I think the next popular tranquilizer was Valium, or maybe Darvon, but Darvon was more for pain, IIRC.

That’s another big change – OTC medicines and drugstores. Drugstores used to be almost like general stores – magazines, cosmetics, a soda fountain, gift shop – with a small prescription service in the back. OTC you could get cough syrup, Pepto, aspirin, but not much more than that. Now the stores are all drugs and vitamins and Depends.

Um, no. These guys had lived through World War II. Violence like that would be totally understandable. The fact that no nukes have been used since Hiroshima and Yokohama would probably amaze them.

Hot sexy upper class courtesans who are celebrities are one of the oldest phenomena in Western culture. The only modern difference is that their activities are televised rather than simply gossiped about.

I mean, everyone KNEW what Marilyn Monroe did to achieve star status in Hollywood. She just never made a sex tape.

Sure. Then explain what pink slime is to them.

And the front end was how they made their money.

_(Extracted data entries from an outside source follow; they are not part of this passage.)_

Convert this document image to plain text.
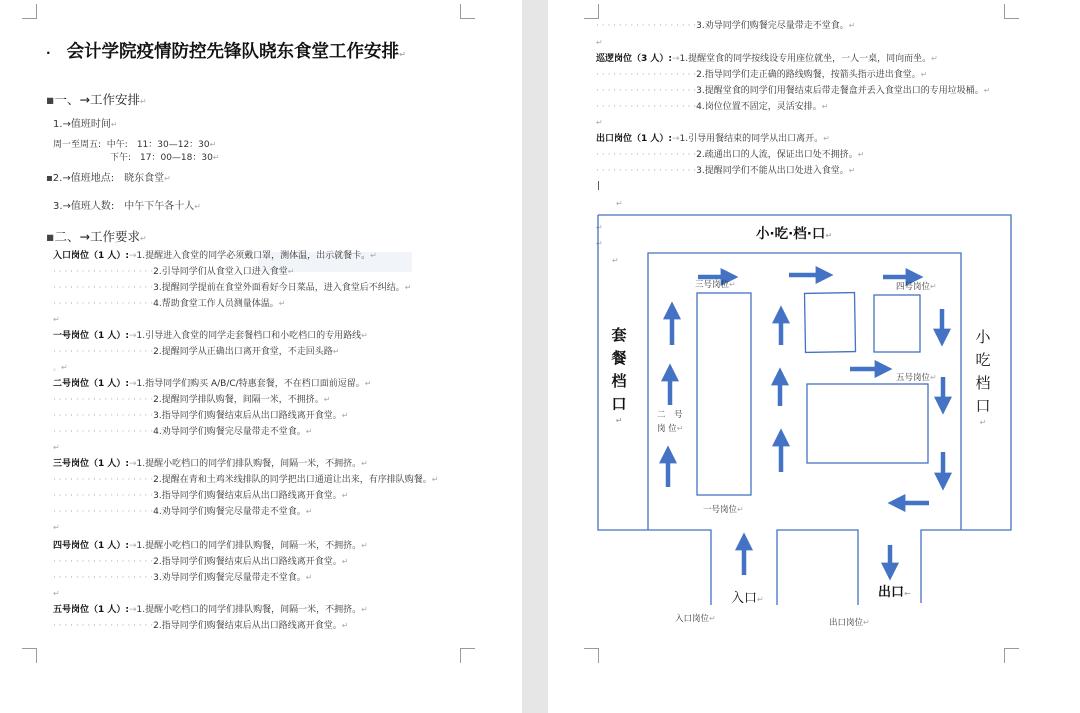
· 会计学院疫情防控先锋队晓东食堂工作安排↵
▪一、→工作安排↵
1.→值班时间↵
周一至周五: 中午:　11：30—12：30↵
下午:　17：00—18：30↵
▪2.→值班地点:　晓东食堂↵
3.→值班人数:　中午下午各十人↵
▪二、→工作要求↵
入口岗位（1 人）:→1.提醒进入食堂的同学必须戴口罩，测体温，出示就餐卡。↵
· · · · · · · · · · · · · · · · · ·2.引导同学们从食堂入口进入食堂↵
· · · · · · · · · · · · · · · · · ·3.提醒同学提前在食堂外面看好今日菜品，进入食堂后不纠结。↵
· · · · · · · · · · · · · · · · · ·4.帮助食堂工作人员测量体温。↵
↵
一号岗位（1 人）:→1.引导进入食堂的同学走套餐档口和小吃档口的专用路线↵
· · · · · · · · · · · · · · · · · ·2.提醒同学从正确出口离开食堂，不走回头路↵
。↵
二号岗位（1 人）:→1.指导同学们购买 A/B/C/特惠套餐，不在档口面前逗留。↵
· · · · · · · · · · · · · · · · · ·2.提醒同学排队购餐，间隔一米，不拥挤。↵
· · · · · · · · · · · · · · · · · ·3.指导同学们购餐结束后从出口路线离开食堂。↵
· · · · · · · · · · · · · · · · · ·4.劝导同学们购餐完尽量带走不堂食。↵
↵
三号岗位（1 人）:→1.提醒小吃档口的同学们排队购餐，间隔一米，不拥挤。↵
· · · · · · · · · · · · · · · · · ·2.提醒在青和土鸡米线排队的同学把出口通道让出来，有序排队购餐。↵
· · · · · · · · · · · · · · · · · ·3.指导同学们购餐结束后从出口路线离开食堂。↵
· · · · · · · · · · · · · · · · · ·4.劝导同学们购餐完尽量带走不堂食。↵
↵
四号岗位（1 人）:→1.提醒小吃档口的同学们排队购餐，间隔一米，不拥挤。↵
· · · · · · · · · · · · · · · · · ·2.指导同学们购餐结束后从出口路线离开食堂。↵
· · · · · · · · · · · · · · · · · ·3.劝导同学们购餐完尽量带走不堂食。↵
↵
五号岗位（1 人）:→1.提醒小吃档口的同学们排队购餐，间隔一米，不拥挤。↵
· · · · · · · · · · · · · · · · · ·2.指导同学们购餐结束后从出口路线离开食堂。↵
· · · · · · · · · · · · · · · · · ·3.劝导同学们购餐完尽量带走不堂食。↵
↵
巡逻岗位（3 人）:→1.提醒堂食的同学按线设专用座位就坐，一人一桌，同向而坐。↵
· · · · · · · · · · · · · · · · · ·2.指导同学们走正确的路线购餐，按箭头指示进出食堂。↵
· · · · · · · · · · · · · · · · · ·3.提醒堂食的同学们用餐结束后带走餐盒并丢入食堂出口的专用垃圾桶。↵
· · · · · · · · · · · · · · · · · ·4.岗位位置不固定，灵活安排。↵
↵
出口岗位（1 人）:→1.引导用餐结束的同学从出口离开。↵
· · · · · · · · · · · · · · · · · ·2.疏通出口的人流，保证出口处不拥挤。↵
· · · · · · · · · · · · · · · · · ·3.提醒同学们不能从出口处进入食堂。↵
|
↵
↵
↵
↵
小·吃·档·口↵
套
餐
档
口
↵
小
吃
档
口
↵
三号岗位↵	四号岗位↵
五号岗位↵
二　号
岗 位↵
一号岗位↵
入口↵	出口←
入口岗位↵	出口岗位↵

A while back, I met a retired woman pharmacist who got her degree in the late 1950s, and she told about her first job out of school. She said the owner paid himself more than he paid her, but she didn’t mind because in addition to him being the owner, he did things she didn’t do. The example she gave me was this: The back end of the store was the pharmacy, and the front end was his wife’s business; she sold pet care supplies, and as she put it, “he would come in at 3am to unload bird cages off the truck.”

Darvon was indeed for pain, and it was pulled off the market worldwide a couple years ago. :confused: I’m not sure why either.

I recently read the new biography of Charles Manson - the one whose cover is bright yellow and features a photo of a smiling teenage boy. When the LAPD searched the Tate/Polanski residence, they found a sex tape that the couple had made. :eek: Plus ca change…

What about everyday use of swear words? Damn & Hell use to be nasty, now Fuck & Shit are used in casual conversation.

And the converse side, words that were fine in the 1950’s that are totally taboo today. Not only the “n-word,” but just let the 1950’s traveller call a full grown female a “girl,” or a “colored guy” a “boy” and see the reaction.